Pero tampoco en el plano colectivo, en la Copa Davis, encuentra Nadal tranquilidad debido a la designación de Gala León como capitana. Desde su nombramiento se generó mucha polémica por el hecho de ser una mujer (los tenistas del equipo español no han estado afortunados haciendo declaraciones que han sido tratadas de machistas, elitistas y pueriles) y hace tan sólo unos días el propio Rafa aseguraba que “en el deporte tiene que estar gente que sabe de deporte, que entienda. Es como si me pones a mí de director de un hospital. No sé de Medicina, no sé cómo funcionan las cosas”. Aunque acto seguido rectificaba diciendo que se había referido a la gente que toma las decisiones y no a Gala “mis declaraciones se interpretaron totalmente al revés de lo que yo dije… en ningún caso hice mención a la capitana, por lo cual me sentí decepcionado y triste por querer alimentar la polémica con este caso cuando yo no lo busqué” un ambiente enrarecido domina la actualidad del conjunto español.

Sin duda las luchas internas por el poder dentro de la Federación y la falta de un apoyo, claro y conjunto de los tenistas a la capitana, no hacen ningún favor a un equipo que el próximo mes de julio  (del 17 al 19 con el factor como visitante en contra) se enfrentará a Rusia en una eliminatoria que debe acercarle a conseguir su regreso a la primera línea de la Davis.

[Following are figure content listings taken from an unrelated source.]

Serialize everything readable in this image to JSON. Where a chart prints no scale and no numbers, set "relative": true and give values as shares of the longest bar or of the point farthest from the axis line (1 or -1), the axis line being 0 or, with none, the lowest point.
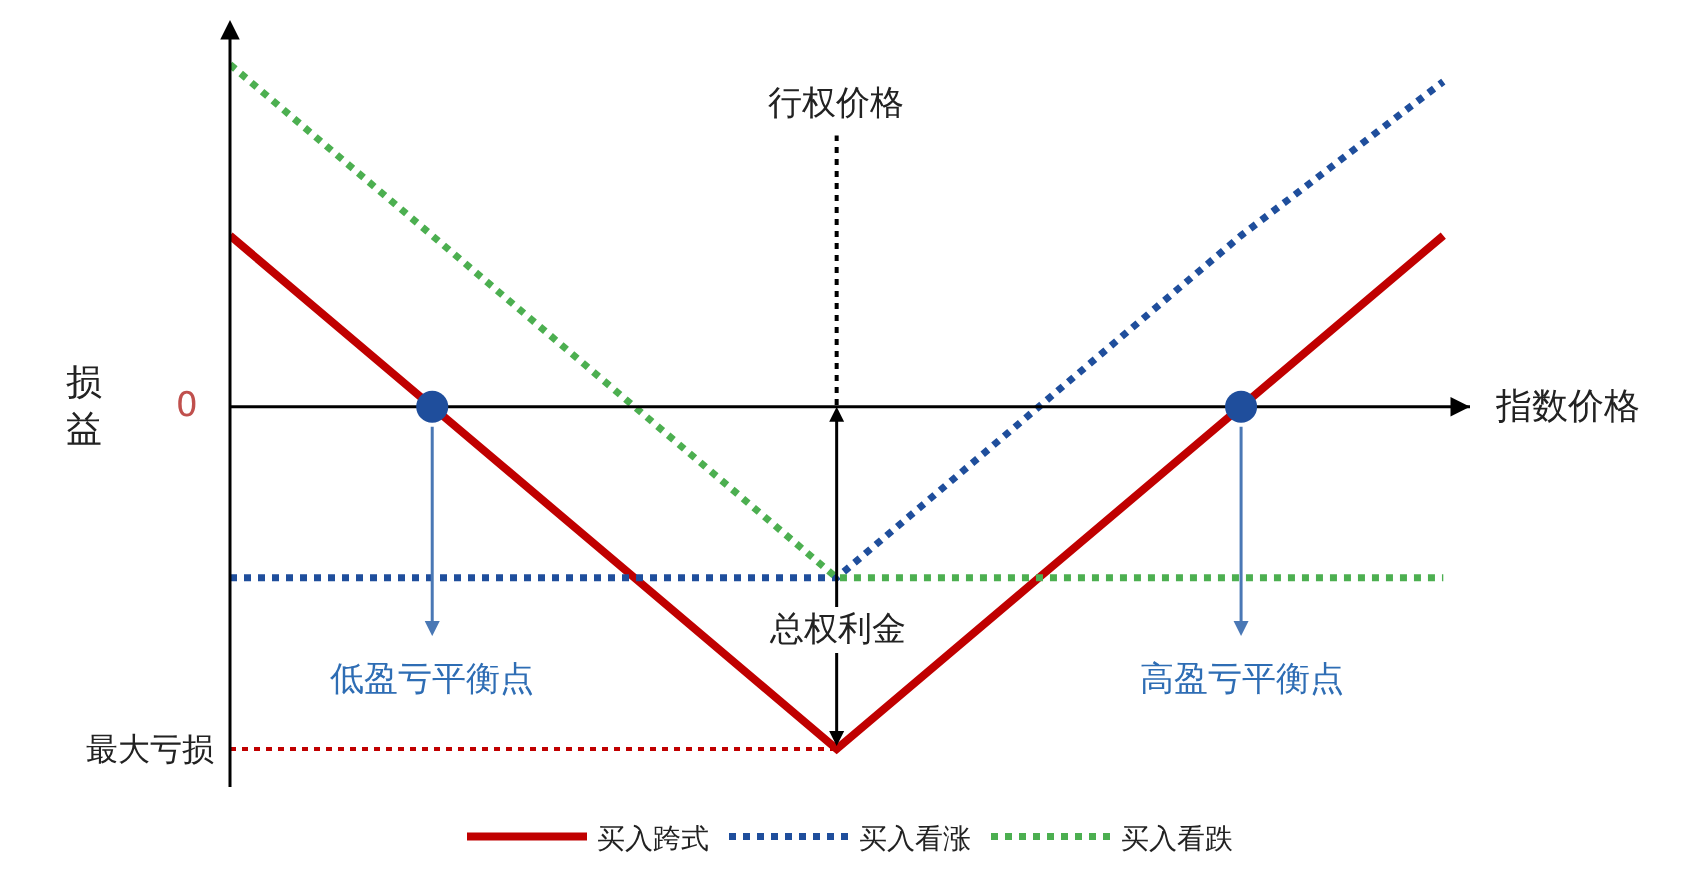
{
  "chart_data": {
    "type": "line",
    "relative": true,
    "xlabel": "指数价格",
    "ylabel": "损益",
    "categories": [
      null,
      null,
      null,
      null,
      null,
      null,
      null
    ],
    "series": [
      {
        "name": "买入跨式",
        "color": "#c00000",
        "line_style": "solid",
        "values": [
          0.5,
          0,
          -0.5,
          -1,
          -0.5,
          0,
          0.5
        ]
      },
      {
        "name": "买入看涨",
        "color": "#1f4e9c",
        "line_style": "dotted",
        "values": [
          -0.5,
          -0.5,
          -0.5,
          -0.5,
          0,
          0.5,
          0.95
        ]
      },
      {
        "name": "买入看跌",
        "color": "#4caf50",
        "line_style": "dotted",
        "values": [
          1,
          0.5,
          0,
          -0.5,
          -0.5,
          -0.5,
          -0.5
        ]
      }
    ],
    "ref_lines": [
      {
        "axis": "x",
        "label": "行权价格",
        "color": "#000000",
        "line_style": "dotted"
      },
      {
        "axis": "y",
        "label": "最大亏损",
        "color": "#c00000",
        "line_style": "dotted"
      },
      {
        "axis": "y",
        "value": 0,
        "color": "#000000",
        "line_style": "solid"
      }
    ],
    "annotations": [
      "0",
      "总权利金",
      "低盈亏平衡点",
      "高盈亏平衡点"
    ],
    "legend": "bottom"
  }
}
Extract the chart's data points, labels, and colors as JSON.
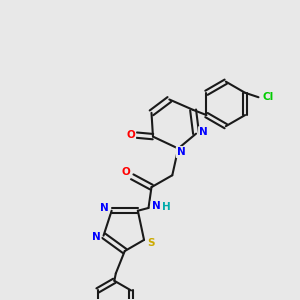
{
  "background_color": "#e8e8e8",
  "bond_color": "#1a1a1a",
  "atom_colors": {
    "N": "#0000ff",
    "O": "#ff0000",
    "S": "#ccaa00",
    "Cl": "#00cc00",
    "H": "#00aaaa",
    "C": "#1a1a1a"
  },
  "figsize": [
    3.0,
    3.0
  ],
  "dpi": 100
}
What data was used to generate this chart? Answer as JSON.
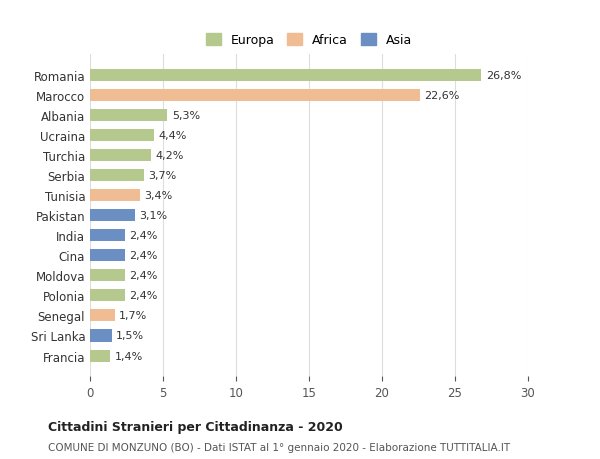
{
  "categories": [
    "Romania",
    "Marocco",
    "Albania",
    "Ucraina",
    "Turchia",
    "Serbia",
    "Tunisia",
    "Pakistan",
    "India",
    "Cina",
    "Moldova",
    "Polonia",
    "Senegal",
    "Sri Lanka",
    "Francia"
  ],
  "values": [
    26.8,
    22.6,
    5.3,
    4.4,
    4.2,
    3.7,
    3.4,
    3.1,
    2.4,
    2.4,
    2.4,
    2.4,
    1.7,
    1.5,
    1.4
  ],
  "labels": [
    "26,8%",
    "22,6%",
    "5,3%",
    "4,4%",
    "4,2%",
    "3,7%",
    "3,4%",
    "3,1%",
    "2,4%",
    "2,4%",
    "2,4%",
    "2,4%",
    "1,7%",
    "1,5%",
    "1,4%"
  ],
  "continents": [
    "Europa",
    "Africa",
    "Europa",
    "Europa",
    "Europa",
    "Europa",
    "Africa",
    "Asia",
    "Asia",
    "Asia",
    "Europa",
    "Europa",
    "Africa",
    "Asia",
    "Europa"
  ],
  "colors": {
    "Europa": "#b5c98e",
    "Africa": "#f0bc94",
    "Asia": "#6b8fc2"
  },
  "legend_labels": [
    "Europa",
    "Africa",
    "Asia"
  ],
  "title": "Cittadini Stranieri per Cittadinanza - 2020",
  "subtitle": "COMUNE DI MONZUNO (BO) - Dati ISTAT al 1° gennaio 2020 - Elaborazione TUTTITALIA.IT",
  "xlim": [
    0,
    30
  ],
  "xticks": [
    0,
    5,
    10,
    15,
    20,
    25,
    30
  ],
  "background_color": "#ffffff",
  "bar_height": 0.6,
  "grid_color": "#dddddd"
}
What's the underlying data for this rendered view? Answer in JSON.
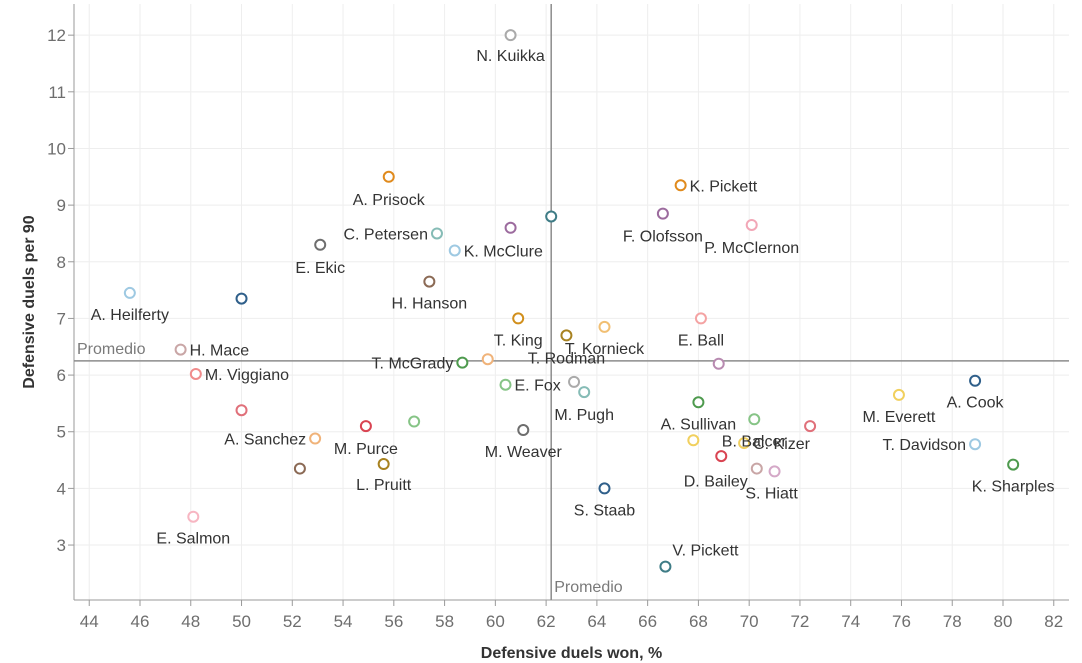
{
  "chart_data": {
    "type": "scatter",
    "xlabel": "Defensive duels won, %",
    "ylabel": "Defensive duels per 90",
    "xlim": [
      43.4,
      82.6
    ],
    "ylim": [
      2.03,
      12.55
    ],
    "x_ticks": [
      44,
      46,
      48,
      50,
      52,
      54,
      56,
      58,
      60,
      62,
      64,
      66,
      68,
      70,
      72,
      74,
      76,
      78,
      80,
      82
    ],
    "y_ticks": [
      3,
      4,
      5,
      6,
      7,
      8,
      9,
      10,
      11,
      12
    ],
    "grid": true,
    "ref_x": {
      "value": 62.2,
      "label": "Promedio"
    },
    "ref_y": {
      "value": 6.25,
      "label": "Promedio"
    },
    "points": [
      {
        "x": 60.6,
        "y": 12.0,
        "label": "N. Kuikka",
        "color": "#aaaaaa"
      },
      {
        "x": 55.8,
        "y": 9.5,
        "label": "A. Prisock",
        "color": "#e08a1c"
      },
      {
        "x": 67.3,
        "y": 9.35,
        "label": "K. Pickett",
        "color": "#e08a1c"
      },
      {
        "x": 66.6,
        "y": 8.85,
        "label": "F. Olofsson",
        "color": "#9c6b9e"
      },
      {
        "x": 70.1,
        "y": 8.65,
        "label": "P. McClernon",
        "color": "#f2a7b7"
      },
      {
        "x": 62.2,
        "y": 8.8,
        "label": "",
        "color": "#3e7c86"
      },
      {
        "x": 60.6,
        "y": 8.6,
        "label": "",
        "color": "#9c6b9e"
      },
      {
        "x": 57.7,
        "y": 8.5,
        "label": "C. Petersen",
        "color": "#86bcb6"
      },
      {
        "x": 58.4,
        "y": 8.2,
        "label": "K. McClure",
        "color": "#9ec9e2"
      },
      {
        "x": 53.1,
        "y": 8.3,
        "label": "E. Ekic",
        "color": "#6e6e6e"
      },
      {
        "x": 57.4,
        "y": 7.65,
        "label": "H. Hanson",
        "color": "#8b6a55"
      },
      {
        "x": 45.6,
        "y": 7.45,
        "label": "A. Heilferty",
        "color": "#9ec9e2"
      },
      {
        "x": 50.0,
        "y": 7.35,
        "label": "",
        "color": "#2f5f8a"
      },
      {
        "x": 60.9,
        "y": 7.0,
        "label": "T. King",
        "color": "#d18f1c"
      },
      {
        "x": 68.1,
        "y": 7.0,
        "label": "E. Ball",
        "color": "#f4a3a3"
      },
      {
        "x": 64.3,
        "y": 6.85,
        "label": "T. Kornieck",
        "color": "#f1bf73"
      },
      {
        "x": 62.8,
        "y": 6.7,
        "label": "T. Rodman",
        "color": "#a88220"
      },
      {
        "x": 47.6,
        "y": 6.45,
        "label": "H. Mace",
        "color": "#c9a6a6"
      },
      {
        "x": 59.7,
        "y": 6.28,
        "label": "",
        "color": "#f0b37a"
      },
      {
        "x": 58.7,
        "y": 6.22,
        "label": "T. McGrady",
        "color": "#4e9a4e"
      },
      {
        "x": 68.8,
        "y": 6.2,
        "label": "",
        "color": "#b88ab0"
      },
      {
        "x": 48.2,
        "y": 6.02,
        "label": "M. Viggiano",
        "color": "#f08c8c"
      },
      {
        "x": 63.1,
        "y": 5.88,
        "label": "",
        "color": "#aaaaaa"
      },
      {
        "x": 60.4,
        "y": 5.83,
        "label": "E. Fox",
        "color": "#86c486"
      },
      {
        "x": 63.5,
        "y": 5.7,
        "label": "M. Pugh",
        "color": "#86bcb6"
      },
      {
        "x": 78.9,
        "y": 5.9,
        "label": "A. Cook",
        "color": "#2f5f8a"
      },
      {
        "x": 75.9,
        "y": 5.65,
        "label": "M. Everett",
        "color": "#f1d05e"
      },
      {
        "x": 68.0,
        "y": 5.52,
        "label": "A. Sullivan",
        "color": "#4e9a4e"
      },
      {
        "x": 50.0,
        "y": 5.38,
        "label": "",
        "color": "#e0707a"
      },
      {
        "x": 70.2,
        "y": 5.22,
        "label": "B. Balcer",
        "color": "#86c486"
      },
      {
        "x": 56.8,
        "y": 5.18,
        "label": "",
        "color": "#86c486"
      },
      {
        "x": 54.9,
        "y": 5.1,
        "label": "M. Purce",
        "color": "#d94452"
      },
      {
        "x": 72.4,
        "y": 5.1,
        "label": "",
        "color": "#e0707a"
      },
      {
        "x": 61.1,
        "y": 5.03,
        "label": "M. Weaver",
        "color": "#6e6e6e"
      },
      {
        "x": 52.9,
        "y": 4.88,
        "label": "A. Sanchez",
        "color": "#f0b37a"
      },
      {
        "x": 67.8,
        "y": 4.85,
        "label": "",
        "color": "#f1d05e"
      },
      {
        "x": 69.8,
        "y": 4.8,
        "label": "C. Kizer",
        "color": "#f1d05e"
      },
      {
        "x": 78.9,
        "y": 4.78,
        "label": "T. Davidson",
        "color": "#9ec9e2"
      },
      {
        "x": 68.9,
        "y": 4.57,
        "label": "",
        "color": "#d94452"
      },
      {
        "x": 55.6,
        "y": 4.43,
        "label": "L. Pruitt",
        "color": "#a88220"
      },
      {
        "x": 80.4,
        "y": 4.42,
        "label": "K. Sharples",
        "color": "#4e9a4e"
      },
      {
        "x": 52.3,
        "y": 4.35,
        "label": "",
        "color": "#8b6a55"
      },
      {
        "x": 70.3,
        "y": 4.35,
        "label": "D. Bailey",
        "color": "#c9a6a6"
      },
      {
        "x": 71.0,
        "y": 4.3,
        "label": "S. Hiatt",
        "color": "#d4a8c7"
      },
      {
        "x": 64.3,
        "y": 4.0,
        "label": "S. Staab",
        "color": "#2f5f8a"
      },
      {
        "x": 48.1,
        "y": 3.5,
        "label": "E. Salmon",
        "color": "#f7b6c2"
      },
      {
        "x": 66.7,
        "y": 2.62,
        "label": "V. Pickett",
        "color": "#3e7c86"
      }
    ]
  }
}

Pero más allá del alarmismo y los comentarios ventajistas, lo cierto es que el momento clave de la temporada aún está por llegar y Nadal parte con la ventaja de saber al nivel que puede llegar, algo que depende sólo de él y no de factores externos. En los próximos días perderá la tercera posición en el ránking ATP pero no la ambición  y las ganas de luchar ya que como él mismo ha declarado: “He sido capaz de cambiar muchas situaciones negativas durante mi carrera y quiero hacerlo de nuevo y confío en poder hacerlo”.